Introduction

Instacart is an American company that operates as a same-day grocery delivery service. Customers can select groceries through a web application and the order is reviewed and delivered by personal shoppers through various retailers. With the large customer base, the company collects data of the users’ transactions behaviour and purchasing history.Instacart published the anonymized data on customer orders collected over time. Dataset consists 3 million grocery orders for more than 200,000 Instacart Orders.
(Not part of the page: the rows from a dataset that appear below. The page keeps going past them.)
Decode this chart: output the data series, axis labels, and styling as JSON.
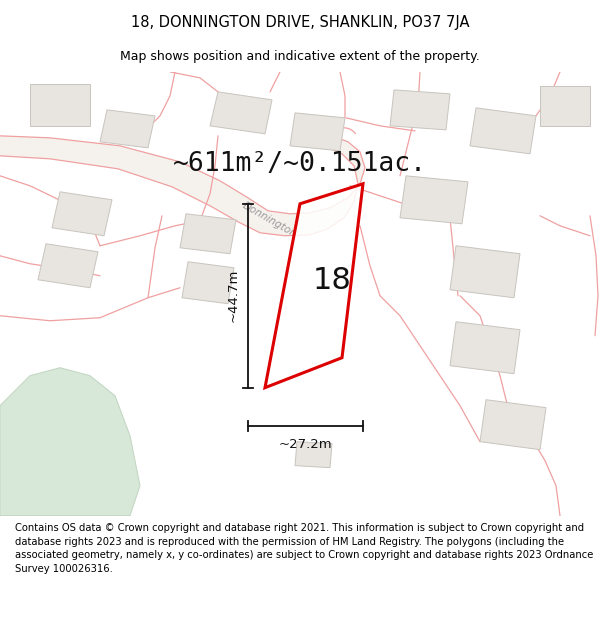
{
  "title": "18, DONNINGTON DRIVE, SHANKLIN, PO37 7JA",
  "subtitle": "Map shows position and indicative extent of the property.",
  "footer_text": "Contains OS data © Crown copyright and database right 2021. This information is subject to Crown copyright and database rights 2023 and is reproduced with the permission of HM Land Registry. The polygons (including the associated geometry, namely x, y co-ordinates) are subject to Crown copyright and database rights 2023 Ordnance Survey 100026316.",
  "area_label": "~611m²/~0.151ac.",
  "dim_vertical": "~44.7m",
  "dim_horizontal": "~27.2m",
  "property_label": "18",
  "road_label": "Donnington",
  "map_bg": "#ffffff",
  "plot_outline_color": "#dd0000",
  "building_fill": "#e8e5e0",
  "building_edge": "#c8c4be",
  "pink_line": "#f0a0a0",
  "dim_color": "#111111",
  "green_fill": "#d8e8d8",
  "green_edge": "#c0d4c0",
  "road_fill": "#f5f2ee",
  "footer_fontsize": 7.2,
  "title_fontsize": 10.5,
  "subtitle_fontsize": 9.0,
  "area_fontsize": 19,
  "property_label_fontsize": 22,
  "road_label_fontsize": 7.5,
  "dim_fontsize": 9.5
}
In this analysis report,Exploratory Data analysis was performed in order to derive insights from customer data.

Data Understanding

Orders

The data set contains list of unique order_id for corresponding orders made by users. Order_number gives the number of the order. Eval_set denotes if the order is a prior order, train, or test. All but the last order of every user is classified as prior. Last order of every user is either classified as train or test.Order_dow gives the day of the week and order_hour_of_day denotes hour of the day. Days_since_prior_order gives the time difference between two orders and contains NULL value for the first order of every user. There are 3 million plus order_id for 200,000 plus different users.

order_id user_id eval_set order_number order_dow order_hour_of_day days_since_prior_order
2539329 1 prior 1 2 8 NA
2398795 1 prior 2 3 7 15
473747 1 prior 3 3 12 21
2254736 1 prior 4 4 7 29
431534 1 prior 5 4 15 28

Prior Orders

Prior table contains product_id for every order_id. It thereby gives information about products included in every order. Add_to_cart_order gives the order for product_id by which it was added by customer to their shopping cart. Every product_id is classified and coded as 1 under reordered column if it was previously ordered by customer and 0 otherwise. It is the largest table with over 32 million rows of data.

order_id product_id add_to_cart_order reordered
2 33120 1 1
2 28985 2 1
2 9327 3 0
2 45918 4 1
2 30035 5 0

Products

Products table consists of Product name,Product_id ,Aisle_id and Department_id.
product_id product_name aisle_id department_id
1 Chocolate Sandwich Cookies 61 19
2 All-Seasons Salt 104 13
3 Robust Golden Unsweetened Oolong Tea 94 7
4 Smart Ones Classic Favorites Mini Rigatoni With Vodka Cream Sauce 38 1
5 Green Chile Anytime Sauce 5 13

Aisles

Aisles table consist of Aisle id and Aisle name, where products are placed.
aisle_id aisle
1 prepared soups salads
2 specialty cheeses
3 energy granola bars
4 instant foods
5 marinades meat preparation

Departments

Department table consist of department id and department name.
department_id department
1 frozen
2 other
3 bakery
4 produce
5 alcohol

Data Preparation

  • There are no missing values in the dataset.There are no obvious outliers as every user has placed at least 4 orders with multiple products in each order

  • Some initial data processing was done to recode the varaibles to convert from categorical to factors such as order hour of day ,product name , aisle , department

Exploratory Data Analysis

Exploratory data analyis was divided in to 3 parts

  • Order level Analyis
  • Product level Analysis
  • Product Portfolio

Order level Analysis

Order level Analysis

Order level analysis was performed in order to find the answer to questions such as When do people order , When do they order again, How many prior orders ,How many items people buy and many more.

  • Most orders are on Sunday and Monday and between 9.00-6.00 PM in the evening.

  • Everyday ,Most orders are between 9.00-6.00 PM in the evening.
  • There seems to be 2 categories of people- one who reorder after 7 days and others who reorder after 30 days.


  • It was found that there were always at least 3 prior orders and people most often order around 5 items


Product level Analysis

Product level Analysis

  • Banana and Bag of Organic Banana are top ordered products.
  • Around 60% of ordered items are reordered.

  • Top 10 products having the highest probability of being reordered. 2% Lactose free milk and Organic Low fat milk have highest probability of being reordered.
  • Around 66% of time ,Customers put Multifold Towels first in to their cart.

Product Portfolio

Product Portfolio

  • There were 21 departments containing 134 aisles.The organisation of Aisle with in department is as below.Maximum number of product offerings across personal care and edible item departments.

  • The size of the boxes shows the number of products in each category ( Department/Aisle) Candy chocoloate and Ice cream ice aisle are the aisles with maximum variety of products.

Conclusion

  • Most orders are on Sunday and Monday and between 9.00-6.00 PM in the evening.
  • Two categories of people- one who reorder after 7 days and others who reorder after 30 days.
  • Atleast 3 prior orders and people most often order around 5 items.
  • Banana and Bag of Organic Banana are top ordered products.
  • Around 60% of ordered items are reordered.
  • Around 66% of time ,Customers put Multifold Towels first in to their cart.

Market Basket analysis was performed to propose recommendations in area of Store Layout & Marketing and Catalogue arrangement.The association between different products and aisles were find out using Apriori algorithm.The application of Apriori algorithm and interpretation with recommendation explained in other analysis report.